Wufei showed up at my door two weeks later, having come to the city on a business trip for the Winner Corporation, and though he looked healthy and strong, he also looked harried and worried at the same time. He told me he'd dropped by Heero's to say hello and had met Heero's new roommate. He then went on to tell me that he'd given Heero a verbal tongue lashing for his insensitivity. Wufei and the other two pilots knew of my unrequited feelings for my former roommate and co-worker, and they had offered a sympathetic ear when I needed to vent. If there could have been one positive thing that came from my heartache, it was that I had never felt closer to Wufei than at that moment, when my friend had recognized the cause of my pain and realized the hurt I had to be going through. Then, in a true act of friendship, he had come directly to me. Words can't express the warmth I felt for my Chinese friend in that moment.

"Insensitive bastard," Wufei had said in regards to Heero. I agreed, but told Wufei that I was hopeful the relationship would only last a week or two as that seemed to be the usual duration for any of Heero's relationships. I was wrong. The two had been living at Heero's place for over four months now.

"What's the matter Duo?"

Jumping at Heero's voice, I'm embarrassed that I've been so lost in my dark thoughts that I didn't even hear Heero come in from the rain.
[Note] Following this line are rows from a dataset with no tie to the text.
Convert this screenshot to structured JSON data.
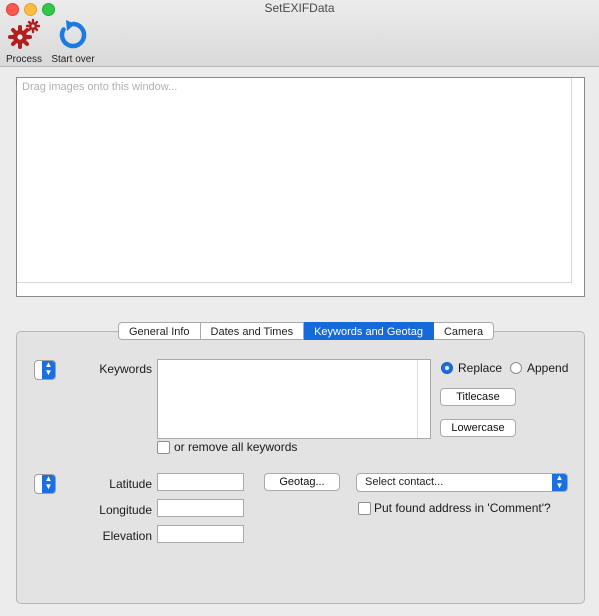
{
  "window": {
    "title": "SetEXIFData"
  },
  "toolbar": {
    "process_label": "Process",
    "start_over_label": "Start over"
  },
  "drop_area": {
    "placeholder": "Drag images onto this window..."
  },
  "tabs": [
    {
      "label": "General Info",
      "active": false
    },
    {
      "label": "Dates and Times",
      "active": false
    },
    {
      "label": "Keywords and Geotag",
      "active": true
    },
    {
      "label": "Camera",
      "active": false
    }
  ],
  "keywords": {
    "label": "Keywords",
    "value": "",
    "mode_options": [
      {
        "label": "Replace",
        "selected": true
      },
      {
        "label": "Append",
        "selected": false
      }
    ],
    "titlecase_label": "Titlecase",
    "lowercase_label": "Lowercase",
    "remove_all_label": "or remove all keywords",
    "remove_all_checked": false
  },
  "geotag": {
    "latitude_label": "Latitude",
    "longitude_label": "Longitude",
    "elevation_label": "Elevation",
    "latitude_value": "",
    "longitude_value": "",
    "elevation_value": "",
    "geotag_button_label": "Geotag...",
    "contact_select_value": "Select contact...",
    "put_address_label": "Put found address in 'Comment'?",
    "put_address_checked": false
  },
  "colors": {
    "accent": "#1b6fe0",
    "gear_icon": "#b11f1f",
    "refresh_icon": "#1a7be0"
  },
  "icons": [
    "gear-icon",
    "refresh-icon",
    "chevron-updown-icon"
  ]
}
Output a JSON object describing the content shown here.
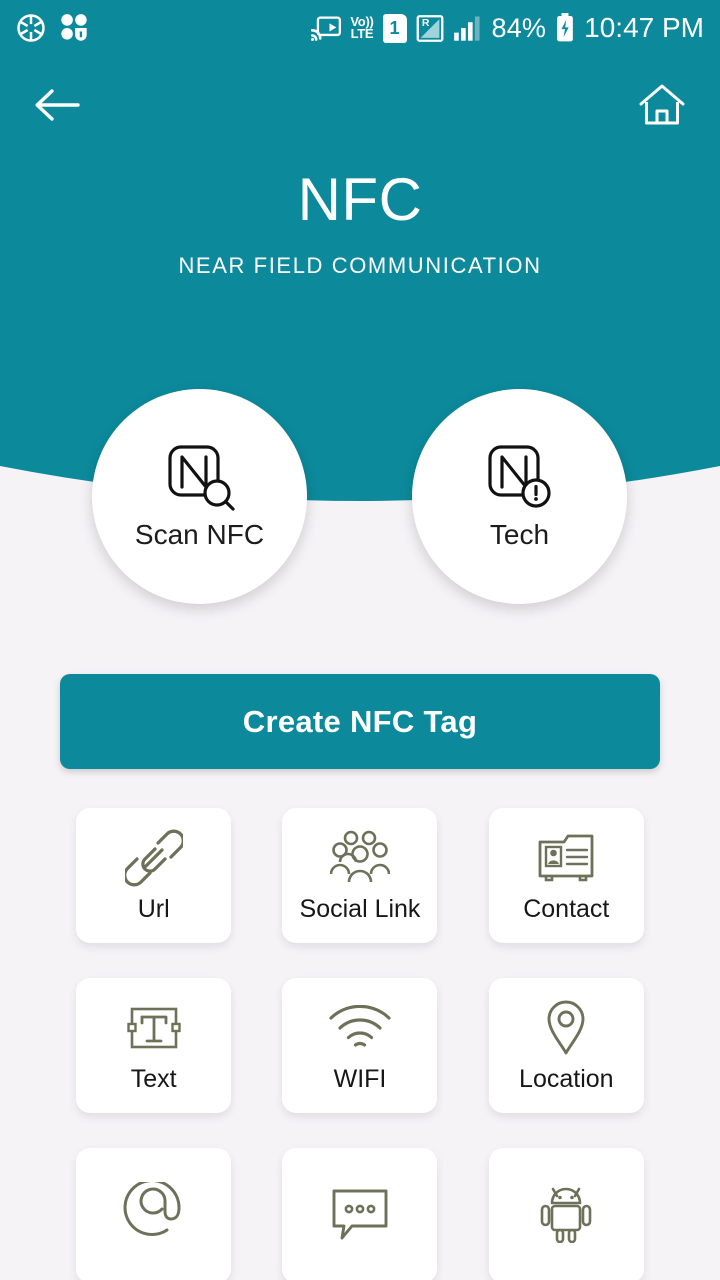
{
  "status_bar": {
    "left_icons": [
      {
        "name": "camera-aperture-icon",
        "glyph": "aperture"
      },
      {
        "name": "app-grid-badge-icon",
        "glyph": "grid-badge"
      }
    ],
    "cast_icon": "screen-cast-icon",
    "volte_top": "Vo))",
    "volte_bottom": "LTE",
    "sim_slot": "1",
    "roaming_icon": "R",
    "signal_icon": "signal-bars-icon",
    "battery_percent": "84%",
    "battery_icon": "battery-charging-icon",
    "time": "10:47 PM"
  },
  "nav": {
    "back_label": "back-arrow",
    "home_label": "home"
  },
  "header": {
    "title": "NFC",
    "subtitle": "NEAR FIELD COMMUNICATION"
  },
  "circle_actions": [
    {
      "label": "Scan NFC",
      "icon": "nfc-scan-icon"
    },
    {
      "label": "Tech",
      "icon": "nfc-info-icon"
    }
  ],
  "cta": {
    "label": "Create NFC Tag"
  },
  "tiles": [
    {
      "label": "Url",
      "icon": "link-icon"
    },
    {
      "label": "Social Link",
      "icon": "people-group-icon"
    },
    {
      "label": "Contact",
      "icon": "contact-card-icon"
    },
    {
      "label": "Text",
      "icon": "text-box-icon"
    },
    {
      "label": "WIFI",
      "icon": "wifi-icon"
    },
    {
      "label": "Location",
      "icon": "map-pin-icon"
    },
    {
      "label": "",
      "icon": "email-at-icon"
    },
    {
      "label": "",
      "icon": "sms-bubble-icon"
    },
    {
      "label": "",
      "icon": "android-robot-icon"
    }
  ],
  "colors": {
    "primary_teal": "#0c8a9c",
    "page_background": "#f5f3f6",
    "tile_background": "#ffffff",
    "icon_stroke": "#6e7159",
    "text_dark": "#171717"
  }
}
I've been waiting for Heero, like I always do Monday through Thursday, to give him a ride home from work. It's something I offered during the winter months when it became dark earlier in the evening and the weather was usually inclement. After all, Heero didn't have a car and that's what friend's do, right?

"Nothing," I answer his question in a surly manner and start the car. I shift gears and in a jerky move, maneuver the car out of the parking lot and onto the main roadway. With the radio off, the sound of the windshield wipers is the only sound between the two of us.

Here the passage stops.